Wouldn't guarantee that general! Again stale pressured birds are the norm in December regardless where a guy hunts. Like I've said we got em and use em and they work period.

We can all post piles of kill pics! Lets keep this what it's suppose to be a discussion you even said it in your original post you don't use em. To tell people your birds my birds his birds are less pressured is ridiculous. :beer:


----------



## eye_guysd (Jan 23, 2005)

Thanks for posting the pics field I enjoy seeing pictures which this site used to have on a regular basis but since so many people bash others people quit putting pictures up. So maybe lets not bash somebody when they pictures up. Another thing proof is in the pudding and I believe we just seen some pudding :rollin:

So unless you got pictures of geese shot with a sock spread it appears we were showed what works... and that was what was asked originally.


----------



## shooteminthelips (Jun 13, 2007)

https://www.youtube.com/watch?v=LAXRRwI ... faaoSZsstw


----------



## snogeezmen (May 28, 2012)

eye_guysd said:


> Thanks for posting the pics field I enjoy seeing pictures which this site used to have on a regular basis but since so many people bash others people quit putting pictures up. So maybe lets not bash somebody when they pictures up. Another thing proof is in the pudding and I believe we just seen some pudding :rollin:
> 
> So unless you got pictures of geese shot with a sock spread it appears we were showed what works... and that was what was asked originally.

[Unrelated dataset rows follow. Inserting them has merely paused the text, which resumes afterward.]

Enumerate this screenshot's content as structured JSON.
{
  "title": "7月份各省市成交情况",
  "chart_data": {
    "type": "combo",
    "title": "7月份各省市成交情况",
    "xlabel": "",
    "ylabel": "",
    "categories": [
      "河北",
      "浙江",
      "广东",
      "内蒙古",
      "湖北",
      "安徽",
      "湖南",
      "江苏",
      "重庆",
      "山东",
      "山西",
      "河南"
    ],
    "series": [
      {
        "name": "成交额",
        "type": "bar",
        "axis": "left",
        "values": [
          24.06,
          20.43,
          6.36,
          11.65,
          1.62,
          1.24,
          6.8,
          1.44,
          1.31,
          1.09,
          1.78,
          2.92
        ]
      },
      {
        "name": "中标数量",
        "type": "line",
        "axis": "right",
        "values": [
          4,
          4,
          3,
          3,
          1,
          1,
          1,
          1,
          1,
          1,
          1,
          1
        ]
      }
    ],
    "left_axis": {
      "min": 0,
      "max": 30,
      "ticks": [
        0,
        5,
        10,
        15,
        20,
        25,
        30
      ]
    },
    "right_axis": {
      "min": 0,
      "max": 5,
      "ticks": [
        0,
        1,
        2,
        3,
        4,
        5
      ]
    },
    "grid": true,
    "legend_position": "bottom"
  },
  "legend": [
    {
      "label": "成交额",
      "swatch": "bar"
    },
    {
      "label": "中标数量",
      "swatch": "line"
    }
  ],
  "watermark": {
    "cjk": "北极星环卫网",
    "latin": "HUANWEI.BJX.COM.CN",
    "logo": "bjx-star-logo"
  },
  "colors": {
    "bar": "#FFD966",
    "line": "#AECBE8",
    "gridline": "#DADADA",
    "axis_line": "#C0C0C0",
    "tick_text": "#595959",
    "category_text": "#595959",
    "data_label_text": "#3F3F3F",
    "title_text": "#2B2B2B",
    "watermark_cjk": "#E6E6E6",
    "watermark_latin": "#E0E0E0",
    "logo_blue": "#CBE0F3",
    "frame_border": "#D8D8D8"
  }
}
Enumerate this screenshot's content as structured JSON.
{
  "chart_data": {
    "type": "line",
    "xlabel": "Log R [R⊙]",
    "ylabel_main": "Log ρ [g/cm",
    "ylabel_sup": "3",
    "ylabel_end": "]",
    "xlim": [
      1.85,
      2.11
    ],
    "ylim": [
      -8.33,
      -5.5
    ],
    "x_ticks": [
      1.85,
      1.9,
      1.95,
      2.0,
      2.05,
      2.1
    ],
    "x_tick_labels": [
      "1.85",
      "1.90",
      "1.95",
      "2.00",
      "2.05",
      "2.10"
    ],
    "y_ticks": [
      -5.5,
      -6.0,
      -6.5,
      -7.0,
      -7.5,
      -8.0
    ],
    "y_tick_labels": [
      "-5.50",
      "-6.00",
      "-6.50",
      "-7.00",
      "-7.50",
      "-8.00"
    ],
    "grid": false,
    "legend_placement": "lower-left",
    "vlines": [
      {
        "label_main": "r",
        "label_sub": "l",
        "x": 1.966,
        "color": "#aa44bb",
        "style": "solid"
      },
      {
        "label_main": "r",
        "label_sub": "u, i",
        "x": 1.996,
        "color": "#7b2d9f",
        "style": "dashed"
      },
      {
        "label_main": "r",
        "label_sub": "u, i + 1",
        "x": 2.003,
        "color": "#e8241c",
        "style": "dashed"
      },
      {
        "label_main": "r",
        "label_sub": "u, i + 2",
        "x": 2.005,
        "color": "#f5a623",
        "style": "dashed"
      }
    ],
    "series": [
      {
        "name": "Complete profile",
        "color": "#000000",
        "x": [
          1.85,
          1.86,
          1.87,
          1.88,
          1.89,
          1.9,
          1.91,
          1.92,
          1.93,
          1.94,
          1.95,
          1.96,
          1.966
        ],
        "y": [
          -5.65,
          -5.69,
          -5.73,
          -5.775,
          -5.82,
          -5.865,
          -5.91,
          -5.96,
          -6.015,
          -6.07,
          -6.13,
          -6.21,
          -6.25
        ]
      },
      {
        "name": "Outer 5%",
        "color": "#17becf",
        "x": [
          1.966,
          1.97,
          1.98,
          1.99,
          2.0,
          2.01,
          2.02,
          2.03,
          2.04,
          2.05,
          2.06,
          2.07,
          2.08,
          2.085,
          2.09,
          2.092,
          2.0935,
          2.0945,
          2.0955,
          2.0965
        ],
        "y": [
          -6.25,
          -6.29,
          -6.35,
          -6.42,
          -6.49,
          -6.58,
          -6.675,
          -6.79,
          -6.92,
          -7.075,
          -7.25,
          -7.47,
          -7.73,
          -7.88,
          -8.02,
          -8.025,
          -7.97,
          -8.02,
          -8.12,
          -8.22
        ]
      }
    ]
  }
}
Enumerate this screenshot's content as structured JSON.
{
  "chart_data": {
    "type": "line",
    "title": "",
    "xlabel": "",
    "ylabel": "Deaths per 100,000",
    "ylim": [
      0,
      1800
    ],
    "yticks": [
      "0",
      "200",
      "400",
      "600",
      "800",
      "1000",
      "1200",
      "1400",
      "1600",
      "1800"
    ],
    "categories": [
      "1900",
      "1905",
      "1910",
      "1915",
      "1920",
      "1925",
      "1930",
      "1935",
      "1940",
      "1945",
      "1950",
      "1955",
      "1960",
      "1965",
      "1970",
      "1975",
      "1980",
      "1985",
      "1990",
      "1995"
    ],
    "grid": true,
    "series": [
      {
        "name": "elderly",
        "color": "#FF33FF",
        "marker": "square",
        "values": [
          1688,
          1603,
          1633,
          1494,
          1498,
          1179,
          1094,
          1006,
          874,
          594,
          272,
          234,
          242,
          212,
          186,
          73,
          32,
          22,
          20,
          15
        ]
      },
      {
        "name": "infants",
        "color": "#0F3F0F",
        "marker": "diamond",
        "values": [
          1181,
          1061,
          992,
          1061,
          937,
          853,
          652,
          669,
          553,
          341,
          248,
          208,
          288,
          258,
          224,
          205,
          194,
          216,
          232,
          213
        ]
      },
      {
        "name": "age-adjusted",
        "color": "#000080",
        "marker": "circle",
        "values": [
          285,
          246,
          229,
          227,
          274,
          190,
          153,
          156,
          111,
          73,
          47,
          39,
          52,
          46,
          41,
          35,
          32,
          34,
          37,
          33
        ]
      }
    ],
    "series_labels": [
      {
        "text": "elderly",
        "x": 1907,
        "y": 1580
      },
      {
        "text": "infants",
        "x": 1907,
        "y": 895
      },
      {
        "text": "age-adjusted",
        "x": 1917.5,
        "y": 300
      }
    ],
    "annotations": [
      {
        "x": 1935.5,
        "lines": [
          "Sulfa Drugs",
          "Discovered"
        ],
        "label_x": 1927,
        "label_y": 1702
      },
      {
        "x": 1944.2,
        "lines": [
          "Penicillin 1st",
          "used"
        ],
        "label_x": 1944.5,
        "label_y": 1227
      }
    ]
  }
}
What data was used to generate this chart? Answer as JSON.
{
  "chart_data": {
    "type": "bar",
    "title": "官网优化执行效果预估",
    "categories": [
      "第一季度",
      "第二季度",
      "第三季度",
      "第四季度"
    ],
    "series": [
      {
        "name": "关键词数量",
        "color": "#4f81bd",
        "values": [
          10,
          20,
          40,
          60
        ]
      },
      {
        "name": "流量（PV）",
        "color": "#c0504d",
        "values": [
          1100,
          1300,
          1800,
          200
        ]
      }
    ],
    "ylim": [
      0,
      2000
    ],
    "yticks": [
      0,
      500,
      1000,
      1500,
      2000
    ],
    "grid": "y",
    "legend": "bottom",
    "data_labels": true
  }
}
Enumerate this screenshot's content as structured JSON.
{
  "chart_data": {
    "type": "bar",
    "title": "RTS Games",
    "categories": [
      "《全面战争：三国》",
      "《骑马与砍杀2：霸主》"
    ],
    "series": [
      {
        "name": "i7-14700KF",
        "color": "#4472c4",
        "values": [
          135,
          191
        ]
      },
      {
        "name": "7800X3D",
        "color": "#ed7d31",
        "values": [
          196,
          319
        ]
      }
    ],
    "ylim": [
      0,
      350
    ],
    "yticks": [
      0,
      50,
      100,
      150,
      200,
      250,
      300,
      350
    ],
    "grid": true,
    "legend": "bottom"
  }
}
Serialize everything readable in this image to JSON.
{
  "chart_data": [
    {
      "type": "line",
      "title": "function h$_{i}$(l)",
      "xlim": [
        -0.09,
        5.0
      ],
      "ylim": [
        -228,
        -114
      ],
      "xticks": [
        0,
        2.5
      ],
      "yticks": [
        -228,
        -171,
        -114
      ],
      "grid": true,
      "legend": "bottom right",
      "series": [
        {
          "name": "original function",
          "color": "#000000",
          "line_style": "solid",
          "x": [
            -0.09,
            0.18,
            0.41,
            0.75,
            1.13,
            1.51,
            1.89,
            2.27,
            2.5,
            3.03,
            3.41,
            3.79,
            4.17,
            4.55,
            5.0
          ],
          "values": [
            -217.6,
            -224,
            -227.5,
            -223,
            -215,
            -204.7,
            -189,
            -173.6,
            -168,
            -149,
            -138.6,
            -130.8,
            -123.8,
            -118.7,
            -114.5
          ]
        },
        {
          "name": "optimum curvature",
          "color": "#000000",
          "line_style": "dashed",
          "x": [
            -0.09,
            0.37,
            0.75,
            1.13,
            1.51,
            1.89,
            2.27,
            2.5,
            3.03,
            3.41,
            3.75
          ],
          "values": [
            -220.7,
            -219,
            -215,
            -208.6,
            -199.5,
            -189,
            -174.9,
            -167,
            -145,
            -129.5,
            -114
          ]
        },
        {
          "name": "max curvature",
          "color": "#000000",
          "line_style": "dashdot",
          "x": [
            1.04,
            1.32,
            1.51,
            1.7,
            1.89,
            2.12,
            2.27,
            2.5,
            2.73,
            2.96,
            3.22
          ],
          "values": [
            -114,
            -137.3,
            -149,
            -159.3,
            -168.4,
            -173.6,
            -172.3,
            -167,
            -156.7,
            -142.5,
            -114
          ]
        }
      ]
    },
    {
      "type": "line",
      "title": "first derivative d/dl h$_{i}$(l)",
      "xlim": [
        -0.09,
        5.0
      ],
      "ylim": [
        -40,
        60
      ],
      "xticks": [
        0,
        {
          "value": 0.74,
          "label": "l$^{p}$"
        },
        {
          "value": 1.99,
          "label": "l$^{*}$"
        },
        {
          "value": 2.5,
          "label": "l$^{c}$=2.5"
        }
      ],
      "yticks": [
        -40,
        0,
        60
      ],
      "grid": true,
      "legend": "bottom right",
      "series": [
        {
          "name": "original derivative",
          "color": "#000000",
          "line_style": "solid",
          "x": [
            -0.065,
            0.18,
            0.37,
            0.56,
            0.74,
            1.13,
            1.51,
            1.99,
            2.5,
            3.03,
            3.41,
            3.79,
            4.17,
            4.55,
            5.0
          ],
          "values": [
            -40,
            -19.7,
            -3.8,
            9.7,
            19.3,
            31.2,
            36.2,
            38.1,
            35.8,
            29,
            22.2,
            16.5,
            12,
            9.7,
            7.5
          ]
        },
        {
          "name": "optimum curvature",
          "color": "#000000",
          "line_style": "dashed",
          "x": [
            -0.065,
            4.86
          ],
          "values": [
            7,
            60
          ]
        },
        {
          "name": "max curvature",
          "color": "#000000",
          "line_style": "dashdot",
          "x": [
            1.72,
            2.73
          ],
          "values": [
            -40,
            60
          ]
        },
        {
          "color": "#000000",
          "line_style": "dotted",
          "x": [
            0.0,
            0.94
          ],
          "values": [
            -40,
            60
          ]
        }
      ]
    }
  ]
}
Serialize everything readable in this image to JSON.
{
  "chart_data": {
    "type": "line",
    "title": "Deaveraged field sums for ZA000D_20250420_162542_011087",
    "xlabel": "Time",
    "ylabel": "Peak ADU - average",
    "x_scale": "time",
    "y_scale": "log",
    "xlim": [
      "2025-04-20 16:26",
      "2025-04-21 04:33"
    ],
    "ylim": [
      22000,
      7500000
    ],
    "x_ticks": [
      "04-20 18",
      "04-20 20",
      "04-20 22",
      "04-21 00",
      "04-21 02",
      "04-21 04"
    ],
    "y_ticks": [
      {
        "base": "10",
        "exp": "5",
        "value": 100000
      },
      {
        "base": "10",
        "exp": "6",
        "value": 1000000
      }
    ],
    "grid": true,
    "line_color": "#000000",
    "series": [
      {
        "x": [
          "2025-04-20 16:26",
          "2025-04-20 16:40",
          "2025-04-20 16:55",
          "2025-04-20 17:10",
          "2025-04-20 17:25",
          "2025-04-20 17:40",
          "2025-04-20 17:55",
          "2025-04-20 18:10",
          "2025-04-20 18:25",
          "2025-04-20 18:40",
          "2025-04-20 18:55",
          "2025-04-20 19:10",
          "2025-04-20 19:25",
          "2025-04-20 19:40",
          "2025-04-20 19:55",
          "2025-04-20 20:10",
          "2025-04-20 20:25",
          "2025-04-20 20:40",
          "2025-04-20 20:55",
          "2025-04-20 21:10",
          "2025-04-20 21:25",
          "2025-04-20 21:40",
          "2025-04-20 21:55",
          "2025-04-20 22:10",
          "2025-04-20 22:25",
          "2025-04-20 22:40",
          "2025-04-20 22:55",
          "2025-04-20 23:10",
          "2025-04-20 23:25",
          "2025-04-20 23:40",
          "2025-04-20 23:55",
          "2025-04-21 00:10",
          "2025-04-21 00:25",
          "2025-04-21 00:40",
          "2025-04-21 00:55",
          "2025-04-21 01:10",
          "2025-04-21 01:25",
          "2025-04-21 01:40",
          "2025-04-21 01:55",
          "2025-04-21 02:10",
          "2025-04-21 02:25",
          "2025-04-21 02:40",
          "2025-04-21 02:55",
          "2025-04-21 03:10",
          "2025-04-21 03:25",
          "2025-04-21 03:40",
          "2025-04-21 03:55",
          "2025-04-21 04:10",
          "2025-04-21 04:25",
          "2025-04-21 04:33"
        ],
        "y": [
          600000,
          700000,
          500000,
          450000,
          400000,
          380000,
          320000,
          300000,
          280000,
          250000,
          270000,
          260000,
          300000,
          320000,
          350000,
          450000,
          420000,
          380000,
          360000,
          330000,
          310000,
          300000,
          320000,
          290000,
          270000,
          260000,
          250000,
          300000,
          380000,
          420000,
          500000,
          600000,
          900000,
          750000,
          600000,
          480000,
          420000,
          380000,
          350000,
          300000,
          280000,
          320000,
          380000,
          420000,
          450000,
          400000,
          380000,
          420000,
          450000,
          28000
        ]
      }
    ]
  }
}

not bashing the man, NEVER DID I SAY A WORD ABOUT HIM!

I don't feel the need to post pics, if you sir don't believe me then well.......I will go on with my day as planned before :beer:

im simply stating I use socks, I kill geese it gets boring looking at pics of 10, 15 20, birds who the hell cares.

I don't know shootem, I have never met the man but I gotta side with him on this...if you don't believe us well don't buy em I don't know what else to tell you


----------



## Gunny (Aug 18, 2005)

shooteminthelips said:


> https://www.youtube.com/watch?v=LAXRRwIHkw0&list=UUOlJqm9-yKwULfaaoSZsstw


Well... there's your "pudding"...

There may be equally pressured birds in the States... but there are no birds, that are pressured more then Rochester MN birds.

I like FB decoys. Why do I like 'em...? Because I have had success with them... but to say that socks are inferior is ludicrous. I bet the guys from White Rock or Sillosocks can post picks and video of impressive limits taken as well.

Shoot...I know guys limiting out using nothing but black and whites.

Location.

Hide.

Not screwing up...

These are the most important aspects of killing birds on a consistent basis.

By the way fieldgeneral. I like looking at piles of birds from a successful hunt. Way to get on 'em. It seems you know what you are doing. Keep piling 'em up. Some of those hunts look like they would've been a blast... (pun intended...)

:thumb:


----------